The Armory Show is New York’s foremost fair devoted to the most important art of the 20th and 21st centuries. In 2014, the fair will again feature The Armory Show – Modern, a section specializing in modern and secondary market material on Pier 92, while Pier 94 will continue to be a venue to premiere new works by living artists. The opening preview and party for The Armory Show 2014 helps sustain the world-renowned exhibition programming of The Museum of Modern Art.
The 2016 Commissioned Artist is Kapwani Kiwanga, appointed by the Focus curators, Julia Grosse and Yvette Mutumba, and The Armory Show. The Armory Show launched its distinguished Artist Commission in 2002, extending its commitment to supporting artists' development by providing a global stage for their work. In this capacity, Kiwanga will inform the visual identity of the fair by contributing to the design of the official fair catalogue, realizing an on-site commissioned project, and producing a limited-edition artwork with proceeds benefitting The Museum of Modern Art in New York.

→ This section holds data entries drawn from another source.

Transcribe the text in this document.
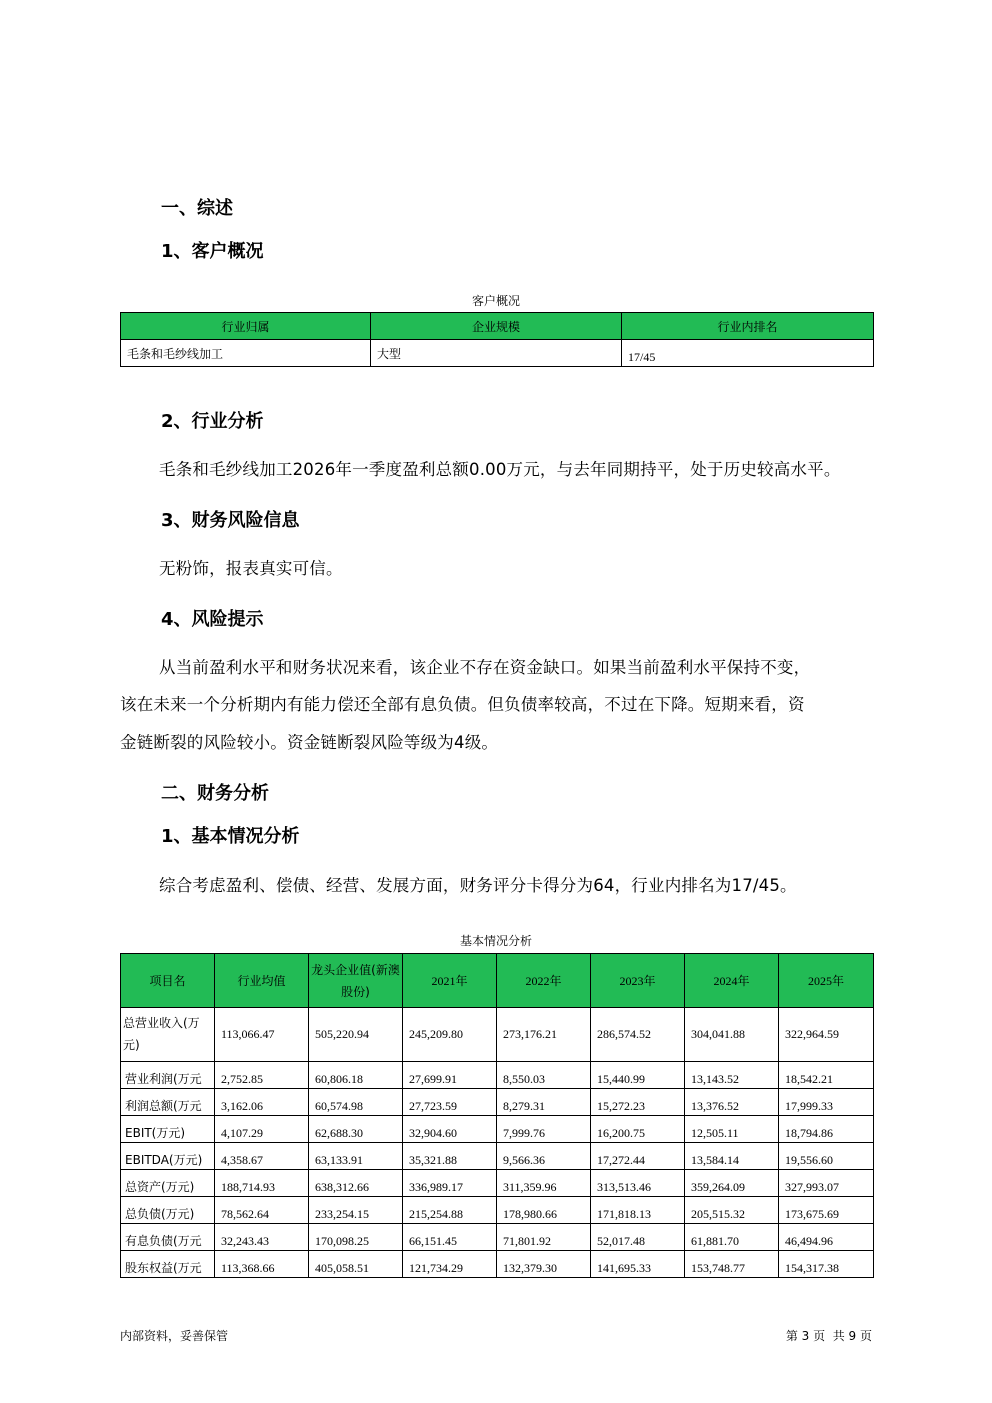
一、综述
1、客户概况
客户概况
行业归属	企业规模	行业内排名
毛条和毛纱线加工	大型	17/45
2、行业分析
毛条和毛纱线加工2026年一季度盈利总额0.00万元，与去年同期持平，处于历史较高水平。
3、财务风险信息
无粉饰，报表真实可信。
4、风险提示
从当前盈利水平和财务状况来看，该企业不存在资金缺口。如果当前盈利水平保持不变，
该在未来一个分析期内有能力偿还全部有息负债。但负债率较高，不过在下降。短期来看，资
金链断裂的风险较小。资金链断裂风险等级为4级。
二、财务分析
1、基本情况分析
综合考虑盈利、偿债、经营、发展方面，财务评分卡得分为64，行业内排名为17/45。
基本情况分析
项目名	行业均值	龙头企业值(新澳股份)	2021年	2022年	2023年	2024年	2025年
总营业收入(万元)	113,066.47	505,220.94	245,209.80	273,176.21	286,574.52	304,041.88	322,964.59
营业利润(万元	2,752.85	60,806.18	27,699.91	8,550.03	15,440.99	13,143.52	18,542.21
利润总额(万元	3,162.06	60,574.98	27,723.59	8,279.31	15,272.23	13,376.52	17,999.33
EBIT(万元)	4,107.29	62,688.30	32,904.60	7,999.76	16,200.75	12,505.11	18,794.86
EBITDA(万元)	4,358.67	63,133.91	35,321.88	9,566.36	17,272.44	13,584.14	19,556.60
总资产(万元)	188,714.93	638,312.66	336,989.17	311,359.96	313,513.46	359,264.09	327,993.07
总负债(万元)	78,562.64	233,254.15	215,254.88	178,980.66	171,818.13	205,515.32	173,675.69
有息负债(万元	32,243.43	170,098.25	66,151.45	71,801.92	52,017.48	61,881.70	46,494.96
股东权益(万元	113,368.66	405,058.51	121,734.29	132,379.30	141,695.33	153,748.77	154,317.38
内部资料，妥善保管	第 3 页  共 9 页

Born 1978 in Hamilton, Ontario, and based in Paris, Kiwanga's versatile practice often takes shape through video, sound, and performance, relying on ephemera and collective history to form the bases of her approach. As a trained anthropologist and social scientist, she occupies the role of a researcher in her projects. Her methodology includes assembling narratives and establishing protocols, to observe culture and its characteristic propensity toward mutation, sometimes intentionally confusing truth and fiction in order to unsettle hegemonic narratives where marginal discourse can flourish. Afrofuturism, the anti-colonial struggle, collective memory, belief systems, vernacular, and popular culture are but some of the research areas that inspire her practice.
In her films, installations, and performances, which revolve around notions of belief and its relationship to "knowledge," Kiwanga employs documentary modes of representation, various material sources, and testimonies in a quasi-scientific approach. She is interested in different approaches to the role of the artist, explored most notably in her Afrogalactica trilogy project (2011–ongoing), for which she has invented and occupies the character of an anthropologist from the future who explores across vast fields of knowledge relating to Afrofuturism, hybrid genders, and African astronomy.
The fair introduced its annual commission in 2002, and four years later began publishing an annual series of editions by its commissioned artists to benefit The Museum of Modern Art.